Un pomeriggio libero (avevo poco più di dieci anni) girovagavo con due ragazzi del vicinato. A questi si aggiunse un terzo, più grande e robusto, di circa tredici anni, scolaro delle elementari, figlio di un sarto. Suo padre era un beone e tutta la famiglia aveva una cattiva nomea. Conoscevo molto bene Franz Kromer e lo temevo. Perciò mi garbò poco che si unisse a noi. Aveva già un comportamento da uomo e imitava l’andatura e i modi di dire dei giovani operai. Guidati da lui scendemmo di fianco al ponte fin sulla riva e ci nascondemmo agli occhi del mondo sotto la prima arcata. Il breve spazio fra l’arco del ponte e l’acqua pigra era ingombro di rifiuti d’ogni sorta, di cocci e ciarpame, di grovigli di fil di ferro arrugginito e di altre spazzature. Là si trovavano talvolta oggetti utili, e sotto la guida di Franz Kromer fummo costretti a perlustrare la zona e a mostrargli ciò che trovavamo. Egli o intascava l’oggetto o lo buttava nell’acqua. Ci ordinò di cercare oggetti di piombo, di ottone o stagno che prese con sé, come pure un vecchio pettine di corno. Accanto a lui mi sentivo molto angustiato, non già perché sapevo che mio padre, se fosse stato al corrente, mi avrebbe vietato quella compagnia, ma perché quel ragazzo mi faceva paura. Ero contento che mi pigliasse e trattasse come gli altri. Egli comandava e noi obbedivamo e pareva una vecchia consuetudine benché mi trovassi con lui la prima volta.
Infine ci sedemmo per terra. Franz sputava nell’acqua e aveva un’aria da uomo. Sputava attraverso una fessura fra i denti e colpiva dove voleva. Prese a discorrere mentre gli altri incominciavano a menar vanto d’ogni sorta di gesta da scolari e di tiri birboni. Io tacevo e appunto per il mio silenzio temevo di essere notato e di attirarmi la collera di Kromer. Fin dall’inizio i miei due compagni mi avevano abbandonato mettendosi dalla parte di lui, sicché ero un estraneo tra loro e capivo che il mio abito e le mie maniere dovevano provocarli. Non poteva darsi che Franz volesse bene a me, allievo delle medie e figlio di signori, e sentivo che al momento buono gli altri due mi avrebbero rinnegato e piantato in asso.

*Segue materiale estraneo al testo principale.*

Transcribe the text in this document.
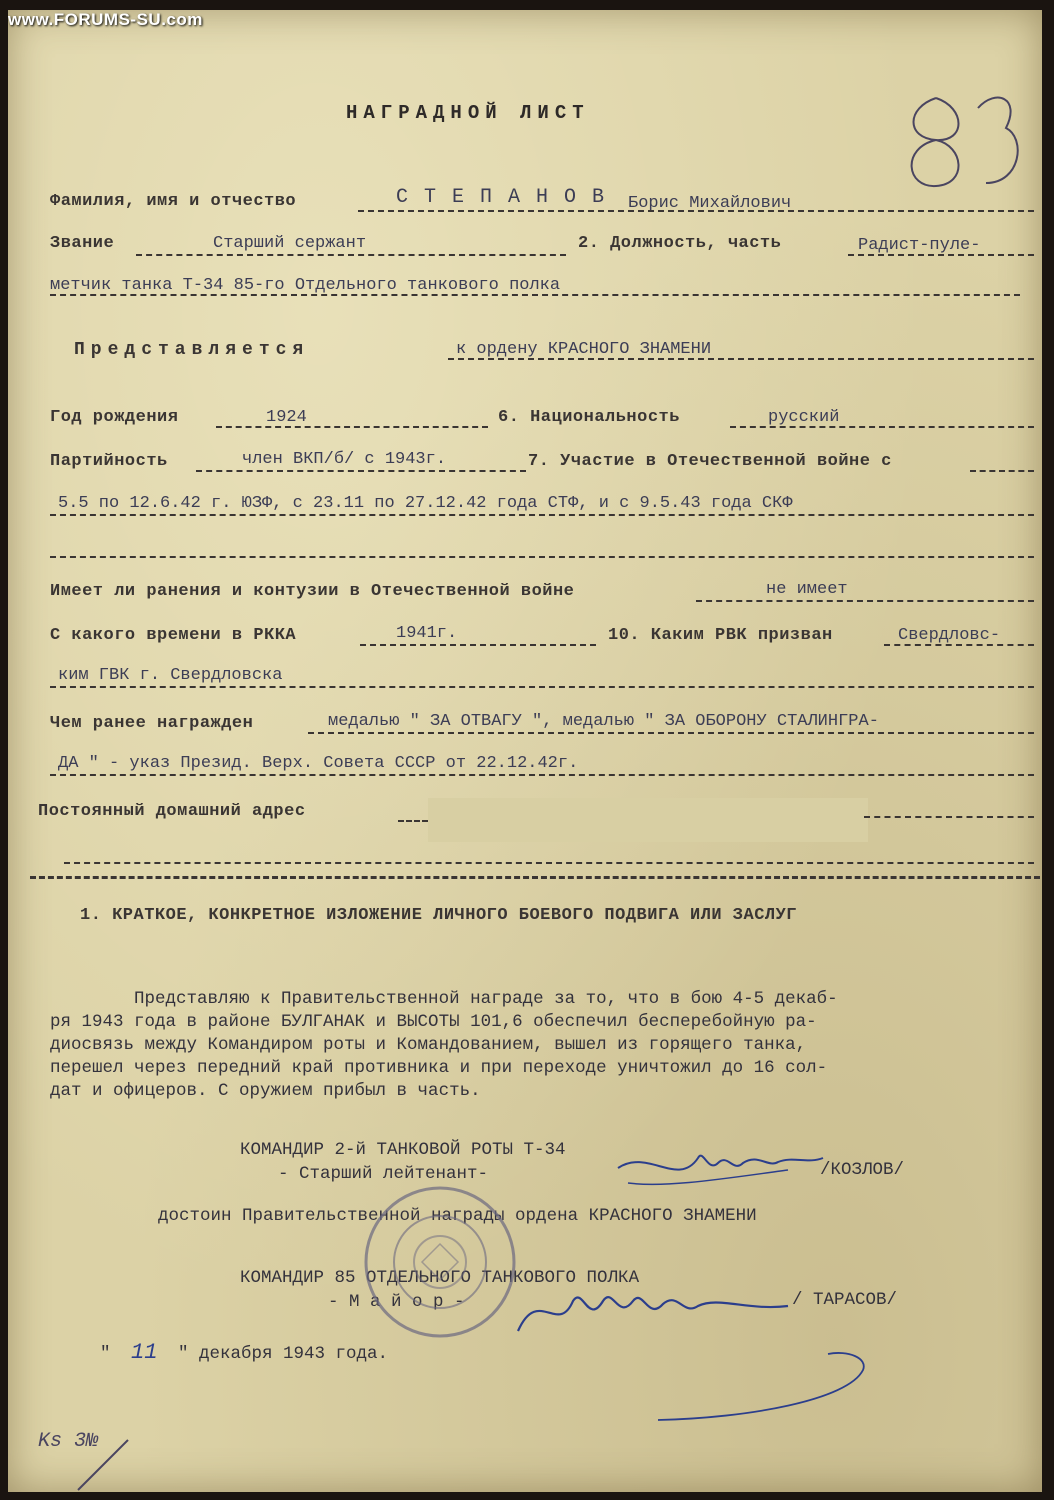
НАГРАДНОЙ ЛИСТ
Фамилия, имя и отчество	С Т Е П А Н О В Борис Михайлович
Звание	Старший сержант	2. Должность, часть	Радист-пуле-
метчик танка Т-34 85-го Отдельного танкового полка
Представляется	к ордену КРАСНОГО ЗНАМЕНИ
Год рождения	1924	6. Национальность	русский
Партийность	член ВКП/б/ с 1943г.	7. Участие в Отечественной войне с
5.5 по 12.6.42 г. ЮЗФ, с 23.11 по 27.12.42 года СТФ, и с 9.5.43 года СКФ
Имеет ли ранения и контузии в Отечественной войне	не имеет
С какого времени в РККА	1941г.	10. Каким РВК призван	Свердловс-
ким ГВК г. Свердловска
Чем ранее награжден	медалью " ЗА ОТВАГУ ", медалью " ЗА ОБОРОНУ СТАЛИНГРА-
ДА " - указ Презид. Верх. Совета СССР от 22.12.42г.
Постоянный домашний адрес
1. КРАТКОЕ, КОНКРЕТНОЕ ИЗЛОЖЕНИЕ ЛИЧНОГО БОЕВОГО ПОДВИГА ИЛИ ЗАСЛУГ
Представляю к Правительственной награде за то, что в бою 4-5 декаб-
ря 1943 года в районе БУЛГАНАК и ВЫСОТЫ 101,6 обеспечил бесперебойную ра-
диосвязь между Командиром роты и Командованием, вышел из горящего танка,
перешел через передний край противника и при переходе уничтожил до 16 сол-
дат и офицеров. С оружием прибыл в часть.
КОМАНДИР 2-й ТАНКОВОЙ РОТЫ Т-34
- Старший лейтенант-	/КОЗЛОВ/
достоин Правительственной награды ордена КРАСНОГО ЗНАМЕНИ
КОМАНДИР 85 ОТДЕЛЬНОГО ТАНКОВОГО ПОЛКА
- М а й о р -	/ ТАРАСОВ/
" 11 " декабря 1943 года.
Ks 3№
www.FORUMS-SU.com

Avevo tanta paura che anch’io incominciai a raccontare. Inventai una storia di briganti della quale mi feci protagonista. Una notte, raccontai, in un orto presso il mulino, avevo rubato con un compagno un intero sacco di mele e non di quelle comuni, ma tutte ranette e paradise. Dal pericolo del momento mi rifugiai in quella storia, e non avevo alcuna difficoltà a inventare e narrare. Pur di non smettere e di non essere implicato in qualcosa di peggio, feci sfoggio di tutta la mia arte. Uno di noi, dissi, aveva dovuto fare il palo, mentre l’altro era sull’albero e buttava giù le mele, e il sacco era così pesante che infine avevamo dovuto riaprirlo e lasciar lì la metà, ma dopo mezz’ora eravamo ritornati a prendere anche quelle.
Terminato il racconto speravo di incontrare le approvazioni dell’uditorio, tanto mi ero infervorato e inebriato del mio fantasticare. I due minori tacquero aspettando, mentre Franz, che mi fissava stringendo le palpebre, domandò con aria minacciosa:
«È vero?»
«Sì» risposi.
«Proprio tutto vero?»
«Sì, tutto vero» assicurai con faccia franca mentre dentro di me soffocavo dall’angoscia.
«Potresti giurare?»
Restai interdetto, ma dissi subito di sì.
«Allora di’: In nome di Dio e della mia salvezza!»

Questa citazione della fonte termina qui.